Core files are only useful on the machine that created them.  To debug a crash, a backtrace needs to be generated from the coredump file, with DONT_OPTIMIZE turned on. Instructions for doing this can be found here: https://wiki.asterisk.org/wiki/display/AST/Getting+a+Backtrace

By: Volker Kettenbach (vsauer) 2012-04-20 10:36:54.247-0500

Ah, sorry for this.

Here's the backtrace file.

By: David Woolley (davidw) 2012-04-23 05:49:00.326-0500

This crash could be due to a problem we found in an unsupported version (1.6.1.0).  I think I may have tried reporting it to the developer list, but that is silently ignoring me.  I could have reported it here, but can't find it.

In that version, when formatting the backtrace, Asterisk reads the number of stack frames captured twice:  once before formatting them into a temporary array; and a second time, when outputting that array.  There are no locks on the list of stack frames, so, if it is being created at the time, Asterisk can try to read back more formatted frames than exist.

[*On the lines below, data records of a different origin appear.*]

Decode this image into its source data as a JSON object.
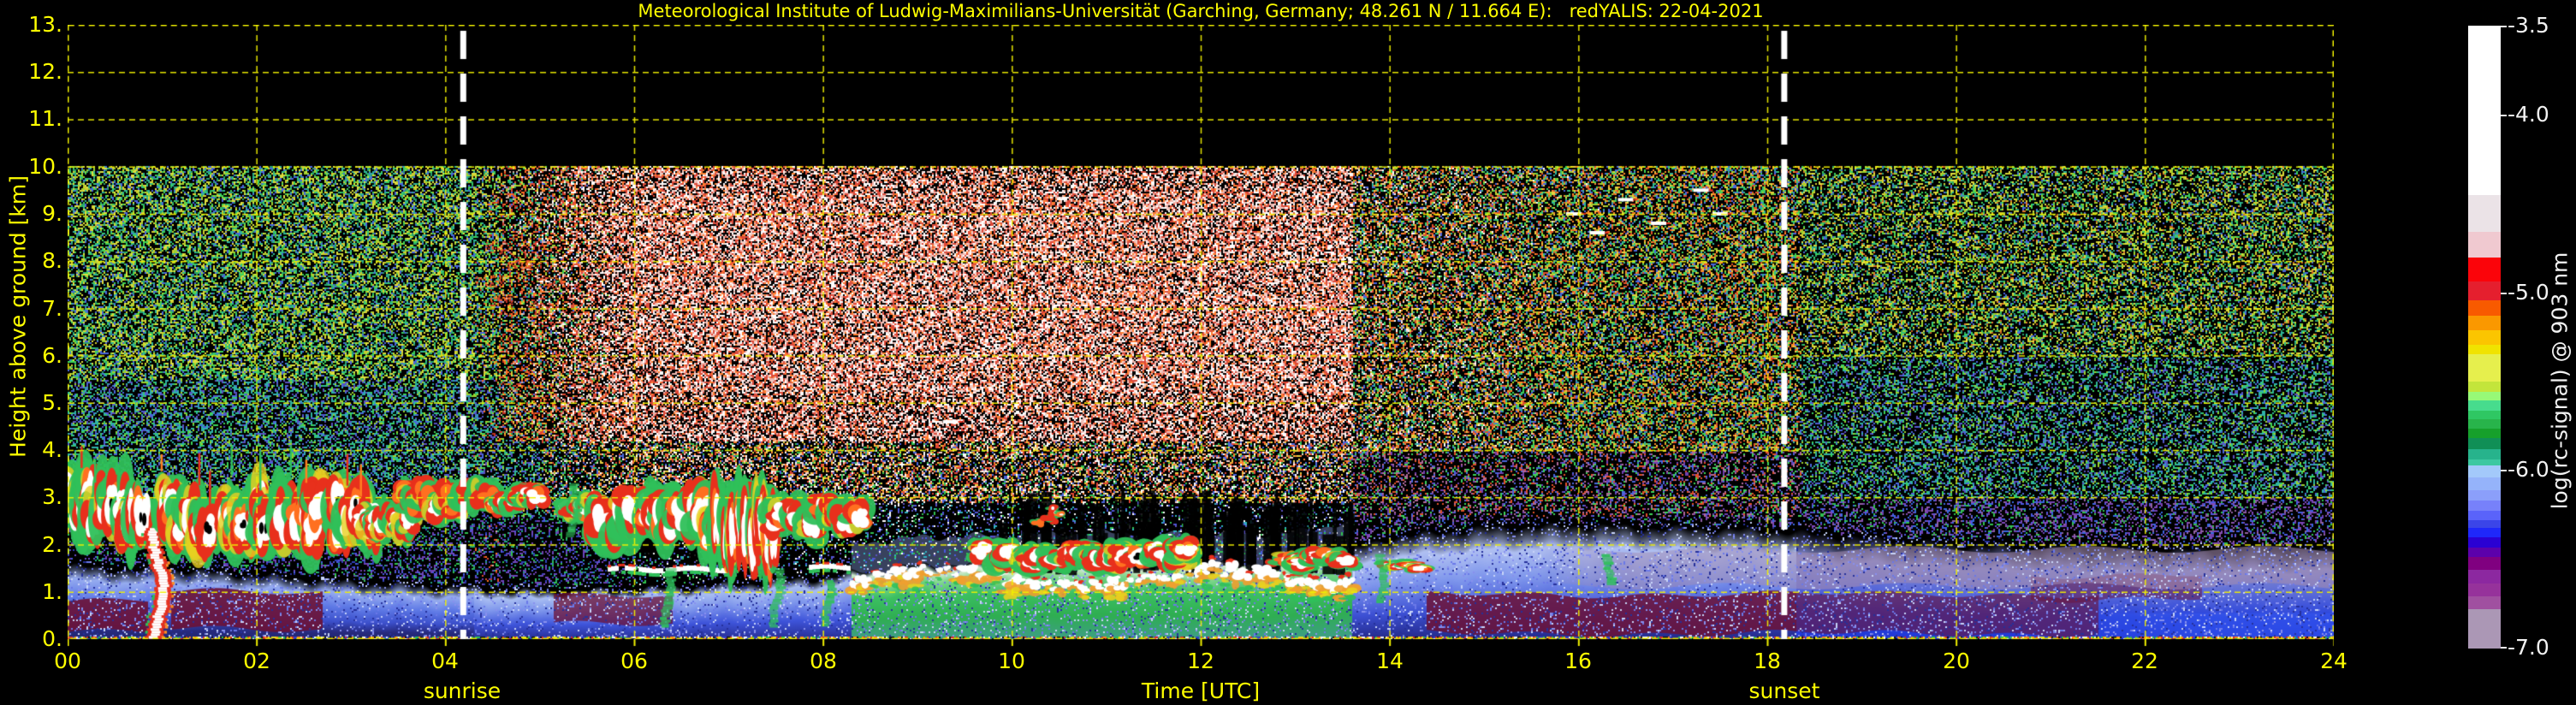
{
  "title": "Meteorological Institute of Ludwig-Maximilians-Universität (Garching, Germany; 48.261 N / 11.664 E):   redYALIS: 22-04-2021",
  "axes": {
    "y_label": "Height above ground [km]",
    "x_label": "Time [UTC]",
    "y_ticks": [
      "13.",
      "12.",
      "11.",
      "10.",
      "9.",
      "8.",
      "7.",
      "6.",
      "5.",
      "4.",
      "3.",
      "2.",
      "1.",
      "0."
    ],
    "x_ticks": [
      "00",
      "02",
      "04",
      "06",
      "08",
      "10",
      "12",
      "14",
      "16",
      "18",
      "20",
      "22",
      "24"
    ]
  },
  "annotations": [
    {
      "label": "sunrise",
      "time_utc_hours": 4.19
    },
    {
      "label": "sunset",
      "time_utc_hours": 18.18
    }
  ],
  "colorbar": {
    "label": "log(rc-signal) @ 903 nm",
    "ticks": [
      "-3.5",
      "-4.0",
      "-5.0",
      "-6.0",
      "-7.0"
    ],
    "tick_values": [
      -3.5,
      -4.0,
      -5.0,
      -6.0,
      -7.0
    ],
    "range": [
      -3.5,
      -7.0
    ],
    "segments": [
      [
        "#ffffff",
        198
      ],
      [
        "#ebe3e7",
        43
      ],
      [
        "#f0c9d0",
        30
      ],
      [
        "#fb040a",
        28
      ],
      [
        "#e51f2e",
        22
      ],
      [
        "#f85a00",
        18
      ],
      [
        "#fa9800",
        17
      ],
      [
        "#fbc500",
        17
      ],
      [
        "#f0e300",
        11
      ],
      [
        "#e6ef4d",
        32
      ],
      [
        "#c3e53b",
        12
      ],
      [
        "#97f977",
        10
      ],
      [
        "#47dc8d",
        12
      ],
      [
        "#2fc763",
        10
      ],
      [
        "#28b44b",
        11
      ],
      [
        "#16a02b",
        11
      ],
      [
        "#108f56",
        13
      ],
      [
        "#27b38c",
        12
      ],
      [
        "#3dc8a1",
        7
      ],
      [
        "#a3c9fa",
        14
      ],
      [
        "#95b3fa",
        15
      ],
      [
        "#8b9ffa",
        12
      ],
      [
        "#7781fa",
        12
      ],
      [
        "#5a63fa",
        11
      ],
      [
        "#3b45e8",
        9
      ],
      [
        "#1f28fa",
        11
      ],
      [
        "#2a01d3",
        12
      ],
      [
        "#5c01ab",
        11
      ],
      [
        "#800080",
        15
      ],
      [
        "#8c28a0",
        16
      ],
      [
        "#96329b",
        15
      ],
      [
        "#a050a0",
        15
      ],
      [
        "#ab97b5",
        45
      ]
    ]
  },
  "colors": {
    "background": "#000000",
    "axis_text": "#ffff00",
    "grid": "#f0f000",
    "colorbar_text": "#f2f2f2",
    "event_line": "#ffffff"
  },
  "chart_data": {
    "type": "heatmap",
    "instrument": "redYALIS",
    "date": "22-04-2021",
    "site": "Garching, Germany; 48.261 N / 11.664 E",
    "quantity": "log(rc-signal) @ 903 nm",
    "x_range_hours": [
      0,
      24
    ],
    "y_range_km": [
      0,
      13
    ],
    "data_top_km": 10,
    "value_range": [
      -3.5,
      -7.0
    ],
    "events": [
      {
        "label": "sunrise",
        "time_utc_hours": 4.19
      },
      {
        "label": "sunset",
        "time_utc_hours": 18.18
      }
    ],
    "render": {
      "bl_top": [
        [
          0,
          1.55
        ],
        [
          0.8,
          1.45
        ],
        [
          1,
          1.5
        ],
        [
          2,
          1.35
        ],
        [
          3,
          1.2
        ],
        [
          4,
          1.1
        ],
        [
          5,
          1.0
        ],
        [
          6,
          1.05
        ],
        [
          7,
          1.15
        ],
        [
          8,
          1.3
        ],
        [
          8.5,
          1.45
        ],
        [
          9,
          1.55
        ],
        [
          10,
          1.6
        ],
        [
          11,
          1.65
        ],
        [
          12,
          1.6
        ],
        [
          13,
          1.65
        ],
        [
          13.6,
          1.9
        ],
        [
          14,
          2.15
        ],
        [
          15,
          2.35
        ],
        [
          16,
          2.4
        ],
        [
          17,
          2.35
        ],
        [
          18,
          2.3
        ],
        [
          19,
          2.15
        ],
        [
          20,
          2.0
        ],
        [
          21,
          1.95
        ],
        [
          22,
          1.9
        ],
        [
          23,
          1.9
        ],
        [
          24,
          1.9
        ]
      ],
      "clouds": [
        {
          "type": "band",
          "t0": 0.02,
          "t1": 0.78,
          "k0": 2.0,
          "k1": 3.55,
          "cells": 6,
          "hole": 0.5
        },
        {
          "type": "precip",
          "t0": 0.8,
          "t1": 1.12,
          "k0": 0.02,
          "k1": 2.35
        },
        {
          "type": "band",
          "t0": 1.12,
          "t1": 3.12,
          "k0": 1.95,
          "k1": 3.35,
          "cells": 14,
          "hole": 0.35
        },
        {
          "type": "band",
          "t0": 3.1,
          "t1": 3.6,
          "k0": 2.1,
          "k1": 2.85,
          "cells": 4,
          "hole": 0
        },
        {
          "type": "band",
          "t0": 3.55,
          "t1": 4.45,
          "k0": 2.6,
          "k1": 3.3,
          "cells": 6,
          "hole": 0,
          "thin": 1
        },
        {
          "type": "band",
          "t0": 4.55,
          "t1": 4.98,
          "k0": 2.7,
          "k1": 3.25,
          "cells": 3,
          "hole": 0
        },
        {
          "type": "band",
          "t0": 5.28,
          "t1": 5.65,
          "k0": 2.55,
          "k1": 3.05,
          "cells": 3,
          "hole": 0
        },
        {
          "type": "band",
          "t0": 5.62,
          "t1": 7.3,
          "k0": 1.85,
          "k1": 3.15,
          "cells": 9,
          "hole": 0.15
        },
        {
          "type": "strip",
          "t0": 5.72,
          "t1": 7.05,
          "k0": 1.4,
          "k1": 1.55
        },
        {
          "type": "band",
          "t0": 6.9,
          "t1": 7.5,
          "k0": 1.5,
          "k1": 2.9,
          "cells": 5,
          "hole": 0,
          "tall": 1
        },
        {
          "type": "band",
          "t0": 7.5,
          "t1": 8.35,
          "k0": 2.2,
          "k1": 3.0,
          "cells": 5,
          "hole": 0
        },
        {
          "type": "strip",
          "t0": 7.85,
          "t1": 8.25,
          "k0": 1.45,
          "k1": 1.58
        },
        {
          "type": "tops",
          "t0": 8.35,
          "t1": 13.6,
          "k0": 1.05,
          "k1": 1.62
        },
        {
          "type": "band",
          "t0": 9.7,
          "t1": 11.85,
          "k0": 1.45,
          "k1": 2.05,
          "cells": 12,
          "hole": 0.1
        },
        {
          "type": "bits",
          "t0": 10.22,
          "t1": 10.62,
          "k0": 2.45,
          "k1": 2.9
        },
        {
          "type": "band",
          "t0": 12.9,
          "t1": 13.55,
          "k0": 1.5,
          "k1": 1.9,
          "cells": 4,
          "hole": 0
        },
        {
          "type": "band",
          "t0": 14.02,
          "t1": 14.3,
          "k0": 1.45,
          "k1": 1.65,
          "cells": 2,
          "hole": 0
        }
      ],
      "plumes": [
        [
          6.35,
          0.3,
          1.5
        ],
        [
          7.5,
          0.3,
          1.5
        ],
        [
          8.05,
          0.3,
          1.25
        ],
        [
          5.35,
          2.2,
          3.3
        ],
        [
          13.9,
          0.8,
          1.8
        ],
        [
          16.3,
          1.2,
          1.8
        ]
      ],
      "maroon_bands": [
        [
          0,
          0.85,
          0.15,
          0.8,
          0.9
        ],
        [
          1.1,
          2.7,
          0.2,
          1.0,
          0.9
        ],
        [
          5.15,
          6.4,
          0.3,
          0.9,
          0.75
        ],
        [
          14.4,
          18.3,
          0.12,
          0.95,
          0.85
        ],
        [
          18.3,
          21.5,
          0.12,
          0.95,
          0.6
        ],
        [
          20.8,
          22.6,
          0.85,
          1.35,
          0.5
        ]
      ],
      "contrails": [
        [
          15.95,
          9.0
        ],
        [
          16.5,
          9.3
        ],
        [
          16.85,
          8.8
        ],
        [
          17.3,
          9.5
        ],
        [
          17.5,
          9.0
        ],
        [
          16.2,
          8.6
        ],
        [
          9.35,
          4.6
        ]
      ],
      "dawn_spots": [
        [
          4.45,
          7.6
        ],
        [
          4.6,
          7.2
        ],
        [
          4.78,
          7.9
        ],
        [
          4.55,
          8.3
        ],
        [
          5.0,
          7.0
        ],
        [
          5.12,
          7.55
        ],
        [
          4.9,
          8.0
        ]
      ],
      "needle_times": [
        0.1,
        0.35,
        0.6,
        0.9,
        1.3,
        1.55,
        1.8,
        2.05,
        2.4,
        2.6,
        2.9,
        3.05
      ],
      "black_streaks": {
        "t0": 9.85,
        "t1": 13.6,
        "n": 70
      },
      "palettes": {
        "nightHigh": [
          "#3cd25a",
          "#9cd22e",
          "#2fb49b",
          "#d2cd2e",
          "#4a66dd",
          "#28a06e",
          "#e0e040"
        ],
        "nightMid": [
          "#3cd25a",
          "#2fb49b",
          "#4a66dd",
          "#5a50c0",
          "#9cd22e",
          "#30b0b0"
        ],
        "nightLow": [
          "#4a5ae0",
          "#6a48c0",
          "#3040b8",
          "#30c050",
          "#20a080",
          "#7040b0"
        ],
        "dawnRed": [
          "#e04830",
          "#ff7020",
          "#d0b0a0",
          "#c03020"
        ],
        "dayHot": [
          "#ffffff",
          "#ffffff",
          "#f2cfc8",
          "#e04634",
          "#ff8030",
          "#efb4ac",
          "#d85040"
        ],
        "dayWarm": [
          "#ffffff",
          "#e04634",
          "#ff8030",
          "#f2cfc8",
          "#30c050",
          "#4a66dd",
          "#e8d040"
        ],
        "dayLow": [
          "#4a5ae0",
          "#30b0c0",
          "#30c050",
          "#ffffff",
          "#5a50c0"
        ],
        "duskMix": [
          "#e05028",
          "#ff8c28",
          "#e8d040",
          "#3cd25a",
          "#2fb49b",
          "#4a66dd",
          "#9cd22e"
        ],
        "duskLow": [
          "#4a66dd",
          "#7040b0",
          "#e05028",
          "#3cd25a",
          "#b06a9a"
        ],
        "eveOrange": [
          "#e07828",
          "#d2cd2e",
          "#c86020"
        ],
        "eveMauve": [
          "#a58ab2",
          "#8060a0",
          "#4a5ae0",
          "#9a7fae"
        ],
        "eveLow": [
          "#4a5ae0",
          "#7040b0",
          "#9060a0",
          "#30c050",
          "#3868e0",
          "#8048b8"
        ],
        "blSpeck": [
          "#c8d4f8",
          "#25309a",
          "#6a78e8",
          "#8890ee"
        ],
        "bottomRow": [
          "#d82828",
          "#28c050",
          "#e8e020",
          "#111111",
          "#f5f5f5",
          "#3040d0",
          "#ff8020"
        ]
      }
    }
  }
}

I haven't checked the code in the version being used here.

(Again I've had to abuse the pre-written response feature because the need to cancel feedback mode is just not obvious to reporters.)

By: Volker Kettenbach (vsauer) 2012-04-24 09:30:20.997-0500

Is there a workaround?

By: Matt Jordan (mjordan) 2012-04-24 12:02:08.994-0500

Let's treat this as two separate issues.

1) When attempting to generate backtrace information, a seg fault can occur.  That's one problem.

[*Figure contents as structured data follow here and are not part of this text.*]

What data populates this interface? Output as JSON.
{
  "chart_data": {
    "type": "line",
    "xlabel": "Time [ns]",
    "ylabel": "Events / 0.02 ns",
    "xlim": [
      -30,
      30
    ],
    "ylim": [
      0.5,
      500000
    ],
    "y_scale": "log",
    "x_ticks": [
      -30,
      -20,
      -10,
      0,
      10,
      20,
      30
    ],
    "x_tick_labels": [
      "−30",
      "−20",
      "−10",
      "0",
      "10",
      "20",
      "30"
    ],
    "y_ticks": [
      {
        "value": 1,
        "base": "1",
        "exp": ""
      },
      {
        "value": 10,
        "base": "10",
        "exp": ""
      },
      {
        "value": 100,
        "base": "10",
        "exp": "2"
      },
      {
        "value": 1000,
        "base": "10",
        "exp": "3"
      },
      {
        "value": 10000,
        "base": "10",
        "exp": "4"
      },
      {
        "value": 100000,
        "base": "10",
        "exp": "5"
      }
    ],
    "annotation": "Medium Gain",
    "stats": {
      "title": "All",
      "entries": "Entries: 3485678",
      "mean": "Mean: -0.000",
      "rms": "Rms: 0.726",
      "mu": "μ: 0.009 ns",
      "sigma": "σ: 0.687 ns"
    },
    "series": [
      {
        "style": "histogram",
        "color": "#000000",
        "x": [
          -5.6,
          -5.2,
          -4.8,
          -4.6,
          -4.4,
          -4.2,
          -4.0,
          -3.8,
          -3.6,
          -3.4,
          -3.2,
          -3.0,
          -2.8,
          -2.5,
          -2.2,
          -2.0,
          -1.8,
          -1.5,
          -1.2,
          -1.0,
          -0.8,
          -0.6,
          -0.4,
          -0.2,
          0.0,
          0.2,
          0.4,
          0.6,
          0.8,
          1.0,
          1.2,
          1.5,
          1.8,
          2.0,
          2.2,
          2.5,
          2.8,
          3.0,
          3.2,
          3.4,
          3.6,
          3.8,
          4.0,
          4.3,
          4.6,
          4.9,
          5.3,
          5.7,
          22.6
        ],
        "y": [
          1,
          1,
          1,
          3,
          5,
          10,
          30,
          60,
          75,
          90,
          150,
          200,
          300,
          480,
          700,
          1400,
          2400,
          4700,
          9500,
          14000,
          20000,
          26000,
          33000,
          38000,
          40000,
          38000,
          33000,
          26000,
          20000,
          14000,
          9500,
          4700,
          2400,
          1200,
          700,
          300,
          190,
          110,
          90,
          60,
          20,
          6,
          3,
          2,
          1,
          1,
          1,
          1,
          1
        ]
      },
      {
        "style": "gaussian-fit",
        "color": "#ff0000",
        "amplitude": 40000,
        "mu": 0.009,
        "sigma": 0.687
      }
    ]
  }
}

2) The original problem: when a SNOM phone is redirected by a 302 Moved Temporarily to chan_local, chan_sip becomes unresponsive for a period of time.

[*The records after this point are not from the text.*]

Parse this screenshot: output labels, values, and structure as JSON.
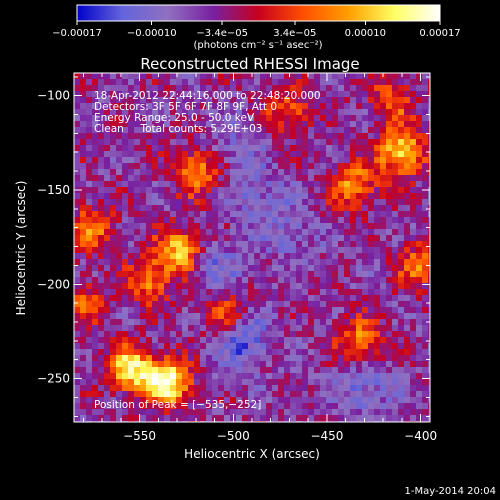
{
  "chart_data": {
    "type": "heatmap",
    "title": "Reconstructed RHESSI Image",
    "xlabel": "Heliocentric X (arcsec)",
    "ylabel": "Heliocentric Y (arcsec)",
    "xlim": [
      -585,
      -395
    ],
    "ylim": [
      -273,
      -88
    ],
    "x_ticks": [
      {
        "value": -550,
        "label": "−550"
      },
      {
        "value": -500,
        "label": "−500"
      },
      {
        "value": -450,
        "label": "−450"
      },
      {
        "value": -400,
        "label": "−400"
      }
    ],
    "y_ticks": [
      {
        "value": -100,
        "label": "−100"
      },
      {
        "value": -150,
        "label": "−150"
      },
      {
        "value": -200,
        "label": "−200"
      },
      {
        "value": -250,
        "label": "−250"
      }
    ],
    "colorbar": {
      "range": [
        -0.00017,
        0.00017
      ],
      "tick_labels": [
        {
          "value": -0.00017,
          "label": "−0.00017"
        },
        {
          "value": -0.0001,
          "label": "−0.00010"
        },
        {
          "value": -3.4e-05,
          "label": "−3.4e−05"
        },
        {
          "value": 3.4e-05,
          "label": "3.4e−05"
        },
        {
          "value": 0.0001,
          "label": "0.00010"
        },
        {
          "value": 0.00017,
          "label": "0.00017"
        }
      ],
      "units": "(photons cm⁻² s⁻¹ asec⁻²)",
      "colormap": [
        "#0000c8",
        "#6464dc",
        "#9070c0",
        "#7820a0",
        "#c8001e",
        "#ff5000",
        "#ffa000",
        "#ffff64",
        "#ffffff"
      ]
    },
    "hot_regions": [
      {
        "x": -535,
        "y": -252,
        "peak": 1.0
      },
      {
        "x": -555,
        "y": -245,
        "peak": 0.85
      },
      {
        "x": -545,
        "y": -198,
        "peak": 0.55
      },
      {
        "x": -528,
        "y": -182,
        "peak": 0.75
      },
      {
        "x": -520,
        "y": -140,
        "peak": 0.6
      },
      {
        "x": -505,
        "y": -215,
        "peak": 0.45
      },
      {
        "x": -410,
        "y": -130,
        "peak": 0.85
      },
      {
        "x": -435,
        "y": -148,
        "peak": 0.6
      },
      {
        "x": -400,
        "y": -190,
        "peak": 0.5
      },
      {
        "x": -432,
        "y": -230,
        "peak": 0.55
      },
      {
        "x": -470,
        "y": -108,
        "peak": 0.45
      },
      {
        "x": -575,
        "y": -170,
        "peak": 0.5
      },
      {
        "x": -580,
        "y": -210,
        "peak": 0.4
      },
      {
        "x": -415,
        "y": -102,
        "peak": 0.45
      }
    ],
    "cold_regions": [
      {
        "x": -495,
        "y": -230,
        "peak": 0.7
      },
      {
        "x": -510,
        "y": -190,
        "peak": 0.5
      },
      {
        "x": -485,
        "y": -155,
        "peak": 0.45
      },
      {
        "x": -500,
        "y": -125,
        "peak": 0.4
      },
      {
        "x": -430,
        "y": -255,
        "peak": 0.55
      },
      {
        "x": -470,
        "y": -175,
        "peak": 0.35
      }
    ]
  },
  "annotations": {
    "time_range": "18-Apr-2012 22:44:16.000 to 22:48:20.000",
    "detectors": "Detectors: 3F 5F 6F 7F 8F 9F, Att 0",
    "energy_range": "Energy Range: 25.0 - 50.0 keV",
    "method_counts": "Clean     Total counts: 5.29E+03",
    "peak_position": "Position of Peak = [−535,−252]"
  },
  "footer": {
    "timestamp": "1-May-2014 20:04"
  }
}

For the first issue, I'm going to go ahead and create a new issue and attach the required core dump backtrace (thanks for getting that).

For the second issue, I think we have sufficient information.  If you can, attaching a pcap of the callflow that leads up to the problem is also *very* useful, as that can help when reproducing the problem.  For now, I'll move this out of Triage.

By: Volker Kettenbach (vsauer) 2012-04-24 13:56:21.777-0500

Here's the pcap.

192.168.0.1 is Asterisk
192.168.0.10 snom-m9 (302 Destination)
192.168.0.14 snom 370 (Forwarding Device)

By: Volker Kettenbach (vsauer) 2012-04-24 14:11:06.637-0500

I tried this once again with 10.3.1 and this version immediately crashed with this backtrace.
I attached the CLI output of 2 trys as well.

By: Volker Kettenbach (vsauer) 2012-05-04 02:42:25.263-0500

Tested 10.4.0. The same.

By: Volker Kettenbach (vsauer) 2012-05-26 06:34:30.762-0500

Is there a chance we'll get this fixed soon?
Otherweise I'd need to implement a workaround (with AstDB or so).

By: Mark Michelson (mmichelson) 2012-06-05 18:08:18.995-0500

I am uploading ASTERISK-19611.patch. I created it against Asterisk 1.8.11.1 but I imagine it should apply cleanly to Asterisk 10 releases as well.

The problem appears to be in func_volume.c Specifically, it destroys an audiohook's data without going through the proper process to synchronize with the channel thread. We now lock the audiohook, detach it from the channel, unlock, and then destroy the audiohook's data.

Before the patch, I experienced this issue every time I tried to forward a call. With the patch applied, I see no audiohook error messages, valgrind does not complain, and core show locks produces no output. Please give this a try and report if it works for you. Thanks!

By: Mark Michelson (mmichelson) 2012-06-13 15:55:05.935-0500

Since I am about 99% sure the patch I have provided fixes the issue, I am going to commit the patch. If there turns out to be an issue, feel free to re-open this issue.

By: Volker Kettenbach (vsauer) 2012-06-15 09:10:44.959-0500

Yes, you are correct! It works great!  Thank you so much!